04 abril 2006

Hamlet insurrecto

Ato 2
Ser ou não ser Hamlet


“Estamos condenados à civilização.
Ou progredimos, ou desaparecemos.”
[1]

Hamlet : “A questão de todas as questões: ser ou não ser. Que é mais nobre para a alma: sofrer os dardos de um destino cruel, ou pegar em armas contra um mar de calamidades e contra elas lutar até dar-lhes fim.” [2]

(O Espectro vaga pelo palco, delira a história do Brasil)

Espectro : “Tenho lutado mês a mês, dia a dia, hora a hora, resistindo a uma pressão constante, incessante, tudo suportando em silêncio, tudo esquecendo, a mim mesmo, para defender o povo que agora se queda desamparado. Nada mais vos posso dar a não ser meu sangue. Se as aves de rapina querem o sangue de alguém, eu ofereço em holocausto a minha vida. Escolho este meio de estar sempre convosco. Meu sacrifício vos manterá unidos e meu nome será a vossa bandeira de luta. Cada gota de meu sangue será uma chama imortal na vossa consciência e manterá a vibração sagrada para a resistência. Ao ódio respondo com o perdão. E aos que pensam que me derrotaram respondo com a minha vitória. Era escravo do povo e hoje me liberto para a vida eterna. Mas esse povo de quem fui escravo não mais será escravo de ninguém. Meu sacrifício ficará para sempre em sua alma e meu sangue será o preço do seu resgate. Tenho lutado de peito aberto. O ódio, as infâmias, a calúnia não abateram meu ânimo. Eu vos dei a minha vida. Agora ofereço a minha morte. Nada receio. Serenamente dou o primeiro passo no caminho da eternidade e saio da vida para entrar na história.”
[3]

Hamlet : “Morrer... dormir; nada mais ! Morrer... dormir ! ... Talvez sonhar ! Sim, eis a dificuldade !”
[4]

Espectro : “Esqueçam ! Esqueçam tudo o que escrevi...”
[5]
“Não me deixem só !” [6]
“Forças terríveis levantam-se contra mim e me intrigam ou infamam, até com a desculpa de colaboração. A mim não falta a coragem da renúncia.” [7]
“Laços fora ! Independência ou morte !”
[8]
“Antes que algum aventureiro lance mão.” [9]

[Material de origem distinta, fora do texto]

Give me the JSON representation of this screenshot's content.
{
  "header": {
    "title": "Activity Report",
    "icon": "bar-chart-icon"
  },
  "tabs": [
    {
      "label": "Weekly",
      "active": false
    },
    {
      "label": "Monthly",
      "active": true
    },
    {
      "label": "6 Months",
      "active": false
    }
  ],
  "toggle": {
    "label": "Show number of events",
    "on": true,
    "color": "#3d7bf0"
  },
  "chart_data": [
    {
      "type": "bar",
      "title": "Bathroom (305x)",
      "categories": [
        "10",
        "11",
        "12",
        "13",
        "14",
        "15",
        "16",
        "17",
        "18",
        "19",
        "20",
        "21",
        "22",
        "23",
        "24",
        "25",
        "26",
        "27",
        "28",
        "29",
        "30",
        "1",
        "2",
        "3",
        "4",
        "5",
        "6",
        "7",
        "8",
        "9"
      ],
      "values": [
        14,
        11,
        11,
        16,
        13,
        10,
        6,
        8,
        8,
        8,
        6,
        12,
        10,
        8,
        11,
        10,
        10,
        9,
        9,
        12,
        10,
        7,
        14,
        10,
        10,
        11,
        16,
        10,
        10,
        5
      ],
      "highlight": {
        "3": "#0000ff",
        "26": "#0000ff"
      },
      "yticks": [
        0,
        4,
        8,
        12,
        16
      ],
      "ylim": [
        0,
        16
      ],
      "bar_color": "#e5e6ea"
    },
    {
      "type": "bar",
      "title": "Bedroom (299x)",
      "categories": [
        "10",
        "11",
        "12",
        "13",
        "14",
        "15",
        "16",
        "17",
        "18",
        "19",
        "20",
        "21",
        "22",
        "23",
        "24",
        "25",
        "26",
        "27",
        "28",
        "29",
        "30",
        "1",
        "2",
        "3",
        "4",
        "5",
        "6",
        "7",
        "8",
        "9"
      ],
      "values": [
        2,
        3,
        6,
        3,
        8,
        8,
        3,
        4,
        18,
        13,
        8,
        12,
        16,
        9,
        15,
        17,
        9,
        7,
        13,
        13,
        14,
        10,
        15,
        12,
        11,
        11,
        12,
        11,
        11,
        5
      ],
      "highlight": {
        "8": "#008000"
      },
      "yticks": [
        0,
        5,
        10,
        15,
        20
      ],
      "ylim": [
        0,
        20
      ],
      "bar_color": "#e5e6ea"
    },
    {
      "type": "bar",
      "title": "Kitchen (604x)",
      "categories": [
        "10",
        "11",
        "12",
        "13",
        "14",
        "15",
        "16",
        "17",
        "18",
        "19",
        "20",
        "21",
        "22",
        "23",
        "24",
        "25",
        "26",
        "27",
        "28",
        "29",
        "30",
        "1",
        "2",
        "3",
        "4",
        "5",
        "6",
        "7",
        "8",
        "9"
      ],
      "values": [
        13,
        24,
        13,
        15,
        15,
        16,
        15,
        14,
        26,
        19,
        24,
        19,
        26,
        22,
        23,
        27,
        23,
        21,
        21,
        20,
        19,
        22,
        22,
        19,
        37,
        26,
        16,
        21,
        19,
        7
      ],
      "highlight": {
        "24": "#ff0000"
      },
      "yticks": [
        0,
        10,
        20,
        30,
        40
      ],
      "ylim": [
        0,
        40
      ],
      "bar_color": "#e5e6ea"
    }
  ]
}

Hamlet : “Todos os acontecimentos me acusam, impelindo-me à minha triste vingança! Que papel, então, estou fazendo. Por quê deixo que tudo durma em paz ?”
[10]

Espectro : “Longe vá... temor servil. Os grilhões que nos forjava da perfídia astuto ardil. Não temais ímpias falanges que apresentam face hostil. Vossos peitos, vossos braços. Já com garbo varonil.”
[11]

Hamlet : “Algum tímido escrúpulo de pensar nas consequências com excessiva minúcia (reflexão esta que de quatro partes tem uma só de prudência e sempre três de covardia), não compreendo porque vivo ainda para dizer: ‘Isto ainda está por fazer’, visto que tenho motivo, vontade, força e meios para fazê-lo.”
[12]

Espectro : “Há outro caminho possível.”
[13]
“Mudei de idéia, sim. E daí ?” [14]
“Para fazer o mesmo que o meu antecessor, eu prefiro antes Deus me tirar a vida.”
[15]
“Eu não mudei. É a vida que muda.” [16]

Hamlet : “E é assim que a consciência nos transforma em covardes, é assim que a força inicial de nossas resoluções se debilita na pálida sombra do pensamento e é assim que as empreitadas de maior alento e importância deixam de ter o nome de ação.”
[17]

Espectro : “Como repousar meu coração inquieto, se mais uma vez sucumbimos por não sermos capazes de sonhar o bastante.”
[18]
Se não dissipamos a névoa da ilusão de uma manhã gloriosa, quando, enfim, vindo da terceira margem do rio, retornará um Rei que nunca tivemos ?
“Se toda a realidade é um excesso, uma violência, uma alucinação extraordinariamente nítida, que vivemos todos em comum com a fúria das almas.”
[19]

Hamlet : “Estamos agora exatamente na hora dos feitiços noturnos, quando os cemitérios bocejam e o próprio inferno solta seu sopro pestilento sobre o mundo ! Seria, agora, bem capaz de beber sangue quente e fazer tais horrores que o dia ficaria trêmulo só de contemplá-los !”
[20]

Espectro : “Não te esqueças.”
[21]
“Os homens fazem sua própria história, mas não a fazem como querem; não escolhem as circunstâncias, que são o legado do passado.” [22]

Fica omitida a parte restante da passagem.